Motivational Quote of the Day
“I once knew a man named Harold who preferred to go by Harry but everyone called him an asshole.” - Lord Hambersham, DDS
Cereal of the Day
Developed in 1953 by Nabisco Canada, Shreddies was acquired in 1993 when Post Cereals took over the brand. Post Cereals has itself changed hands a few times, but now operates as an independent spin-off brand. Or something like that. Shreddies is a Chex-like cereal but 100% whole grain wheat and produced in Niagra Falls, on the Canadian side of the water. It also has presented Frosted and Coco versions in the past, both "too tasty for geeks", but just enough for Sure-Eddie. Shreddies have also been considered school fuel, as well as having been knitted by nanas (an ad campaign that helped the brand during the early Facebook advertising days).
Like many cereals on the market, Fiber is a big selling point for consumers. According to studies, psyllium-enriched cereal is actually quite good for lowering cholesterol in humans. Instead of focusing on the health aspects, Shreddies instead stuck with knitting nanas from 2007-2015. In 2021 Shreddies employed British actor Nick Knowles in its new campaign stressing "Shreddie For Anything", whatever that means. It’s possible that Shreddies could be used for anything, but chances are it can only be used for eating. We don’t need a study for that. Put it in your mouth.
News From Earth
The metaverse (or, the Metaverse) thus far as a marketing term has been mildly successful. The switch from Facebook to Meta was the catalyst for creating a world akin to a few hours messing with the Second Life rendering program. Everything presented as “in the metaverse” is simply tech bros playing around in VR and pretending that somehow, meetings in VR are more exciting than meetings IRL. It’s all a bunch of hokey buzzword nonsense and to this point, is going nowhere. Yet, the metaverse seems to want to persist, at least in the minds of the tech bros attempting to will it into existence.
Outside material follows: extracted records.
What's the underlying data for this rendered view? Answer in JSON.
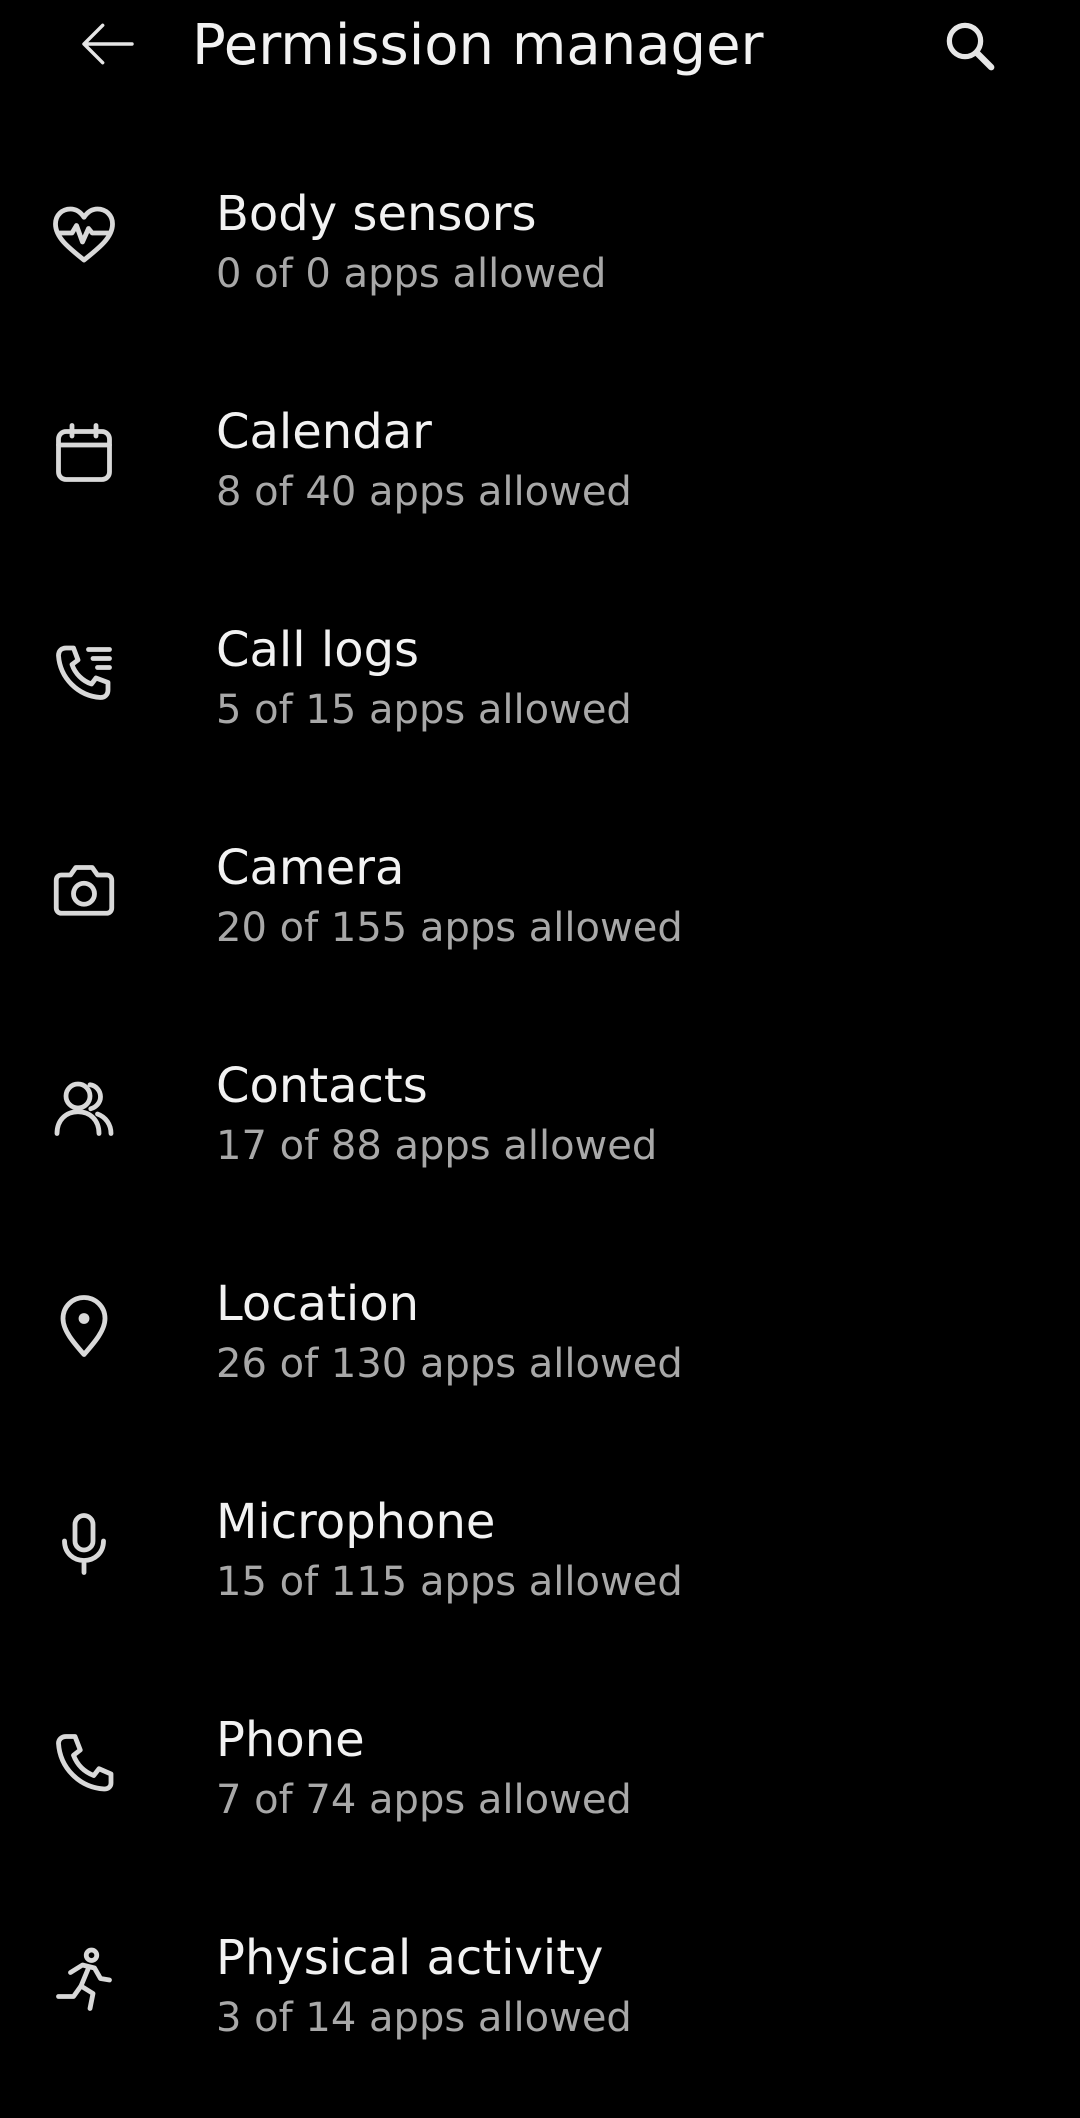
{
  "header": {
    "title": "Permission manager",
    "back_icon": "arrow-back-icon",
    "search_icon": "search-icon"
  },
  "colors": {
    "background": "#000000",
    "primary_text": "#f2f2f2",
    "secondary_text": "#a8a8a8",
    "icon": "#d9d9d9"
  },
  "permissions": [
    {
      "name": "Body sensors",
      "summary": "0 of 0 apps allowed",
      "icon": "heart-pulse-icon"
    },
    {
      "name": "Calendar",
      "summary": "8 of 40 apps allowed",
      "icon": "calendar-icon"
    },
    {
      "name": "Call logs",
      "summary": "5 of 15 apps allowed",
      "icon": "call-log-icon"
    },
    {
      "name": "Camera",
      "summary": "20 of 155 apps allowed",
      "icon": "camera-icon"
    },
    {
      "name": "Contacts",
      "summary": "17 of 88 apps allowed",
      "icon": "contacts-icon"
    },
    {
      "name": "Location",
      "summary": "26 of 130 apps allowed",
      "icon": "location-pin-icon"
    },
    {
      "name": "Microphone",
      "summary": "15 of 115 apps allowed",
      "icon": "microphone-icon"
    },
    {
      "name": "Phone",
      "summary": "7 of 74 apps allowed",
      "icon": "phone-icon"
    },
    {
      "name": "Physical activity",
      "summary": "3 of 14 apps allowed",
      "icon": "running-person-icon"
    }
  ]
}
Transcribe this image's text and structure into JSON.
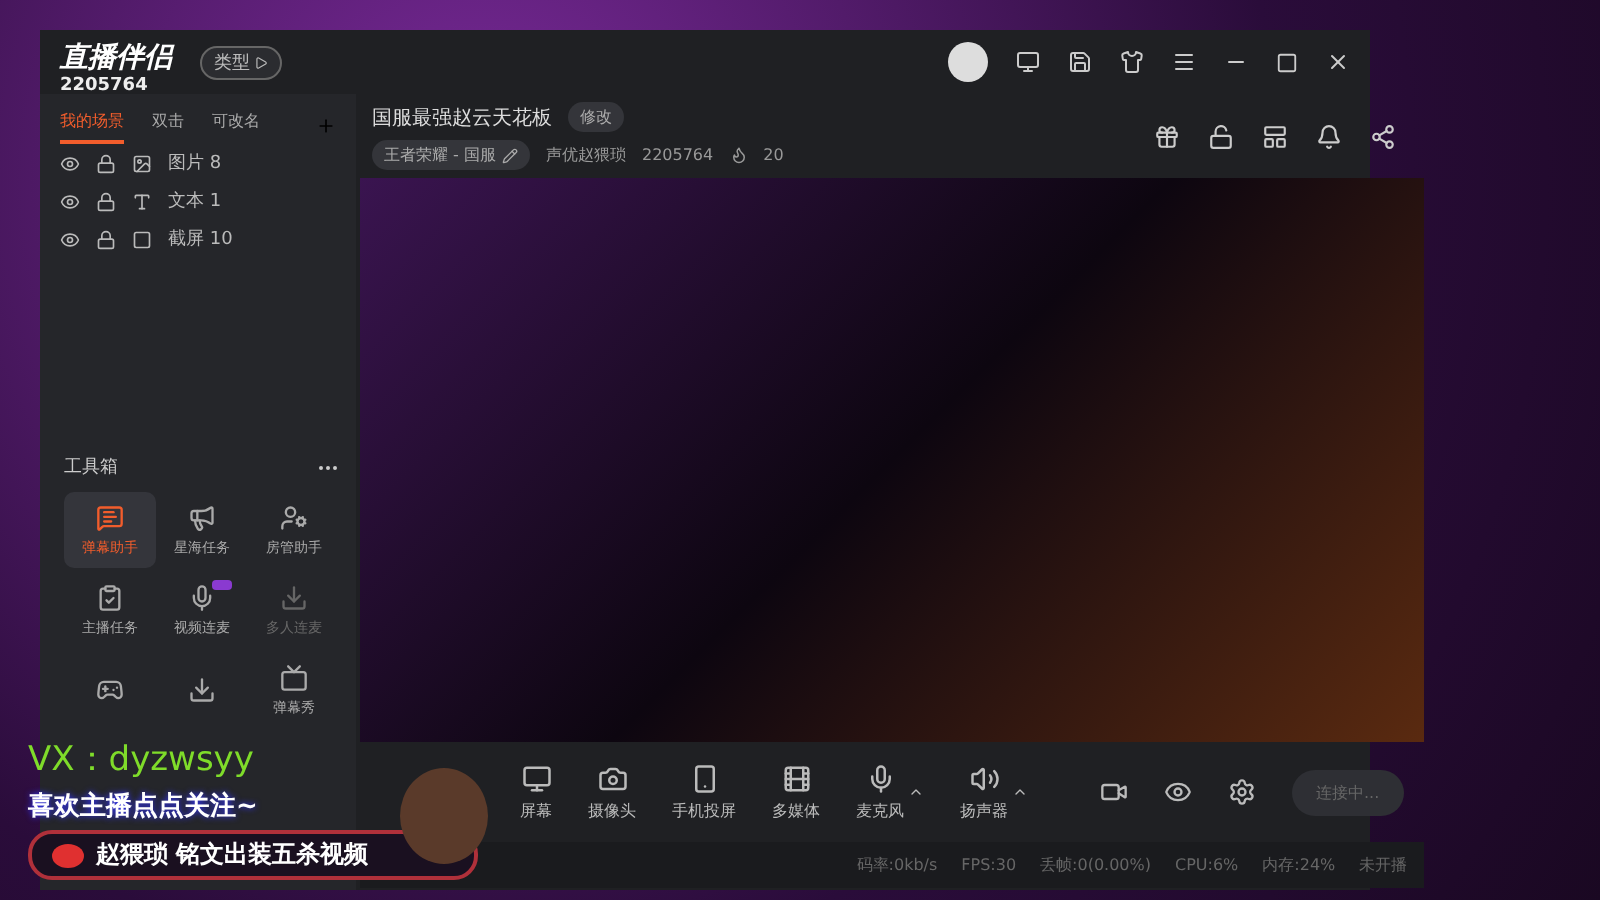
{
  "app": {
    "logo_text": "直播伴侣",
    "room_id": "2205764",
    "type_button": "类型"
  },
  "scene_tabs": [
    {
      "label": "我的场景",
      "selected": true
    },
    {
      "label": "双击",
      "selected": false
    },
    {
      "label": "可改名",
      "selected": false
    }
  ],
  "sources": [
    {
      "kind": "image",
      "label": "图片 8"
    },
    {
      "kind": "text",
      "label": "文本 1"
    },
    {
      "kind": "screen",
      "label": "截屏 10"
    }
  ],
  "toolbox": {
    "title": "工具箱",
    "tools": [
      {
        "kind": "danmaku",
        "label": "弹幕助手",
        "selected": true,
        "disabled": false
      },
      {
        "kind": "ad",
        "label": "星海任务",
        "selected": false,
        "disabled": false
      },
      {
        "kind": "admin",
        "label": "房管助手",
        "selected": false,
        "disabled": false
      },
      {
        "kind": "task",
        "label": "主播任务",
        "selected": false,
        "disabled": false
      },
      {
        "kind": "mic",
        "label": "视频连麦",
        "selected": false,
        "disabled": false
      },
      {
        "kind": "download",
        "label": "多人连麦",
        "selected": false,
        "disabled": true
      },
      {
        "kind": "game",
        "selected": false,
        "disabled": false
      },
      {
        "kind": "download",
        "selected": false,
        "disabled": false
      },
      {
        "kind": "tv",
        "label": "弹幕秀",
        "selected": false,
        "disabled": false
      }
    ]
  },
  "header": {
    "title": "国服最强赵云天花板",
    "edit_button": "修改",
    "category": "王者荣耀 - 国服",
    "streamer": "声优赵猥琐",
    "room_id": "2205764",
    "heat": "20"
  },
  "sources_bar": [
    {
      "kind": "screen",
      "label": "屏幕"
    },
    {
      "kind": "camera",
      "label": "摄像头"
    },
    {
      "kind": "phone",
      "label": "手机投屏"
    },
    {
      "kind": "media",
      "label": "多媒体"
    },
    {
      "kind": "mic",
      "label": "麦克风"
    },
    {
      "kind": "speaker",
      "label": "扬声器"
    }
  ],
  "connect_button": "连接中...",
  "status_bar": [
    "码率:0kb/s",
    "FPS:30",
    "丢帧:0(0.00%)",
    "CPU:6%",
    "内存:24%",
    "未开播"
  ],
  "overlay": {
    "wechat": "VX：dyzwsyy",
    "follow": "喜欢主播点点关注~",
    "weibo": "赵猥琐 铭文出装五杀视频"
  }
}
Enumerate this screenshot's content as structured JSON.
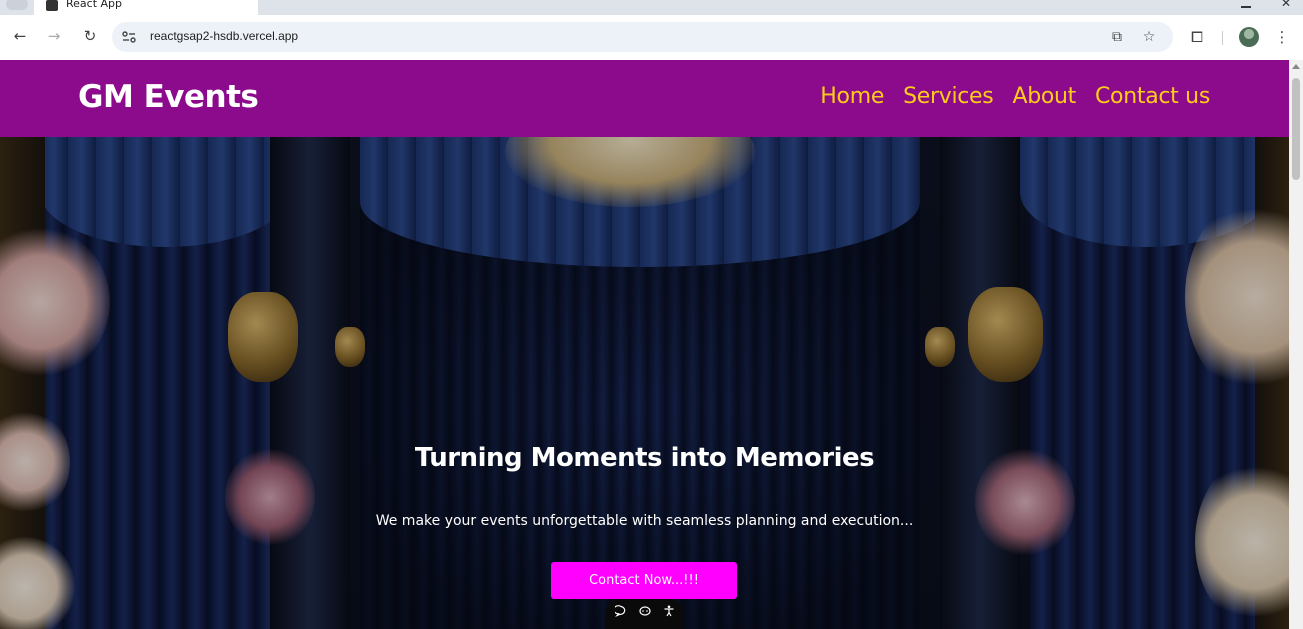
{
  "browser": {
    "tab_title": "React App",
    "url": "reactgsap2-hsdb.vercel.app"
  },
  "site": {
    "logo": "GM Events",
    "nav": [
      "Home",
      "Services",
      "About",
      "Contact us"
    ]
  },
  "hero": {
    "title": "Turning Moments into Memories",
    "subtitle": "We make your events unforgettable with seamless planning and execution...",
    "cta_label": "Contact Now...!!!"
  },
  "colors": {
    "header_bg": "#8c0a8c",
    "nav_text": "#ffcc1a",
    "cta_bg": "#ff00ff"
  }
}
As much as news is still being written about the metaverse, at least it now comes with a grain of salt. It does not yet exist, not in its imagined form, and publications are finally making note of that in their coverage of it. Calling the 3D, VR world the metaverse is a disservice to what the metaverse could be someday, which is still undefined. Since augmented reality is the future of our digital interactions, more functionally than VR, the metaverse might never exist in its current theoretical form. So where does that leave us? It leaves us continuing to be subject to an onslaught of ridiculousness and slick grifters looking to profit off a buzzword. Jealous much?
Sandwich of the Day
From the proprietary sandwich generation tool:
Chicken Hearts & Podhalanski With Strawberry Jam On Puri Bread.
Ephemeral Erosion
We will spend the rest of our waking lives attempting to escape from this reality, even if it means escaping into a virtual, more boring reality. That’s how much we dread our demise and take for granted what it means to truly be alive. The only sense we seem to want to engage is our sense of apathy. For the betterment of humanity does not translate directly to the boredom of the masses. Virtual meetings drain our souls more than anything else we could possibly imagine as humans, yet that is what we strive for. There could be nothing left besides our faces floating around a virtual white board and there is a load of sadness that accompanies that image.
It’s that sadness with our mundane lives that pushes us to create virtual worlds that contain the same depressing aspects of humanity we seek to escape. All we are doing is creating new ways for our anxiety and pain to manifest in a bit more tangible way. There is nothing more exciting to a bored human race than virtual reality anxiety. It’s the mundane bits of life that actually fill out our days, and trying to move that to a virtual world only serves to erase what little time we have within this plane of existence. Life is short, virtually or otherwise.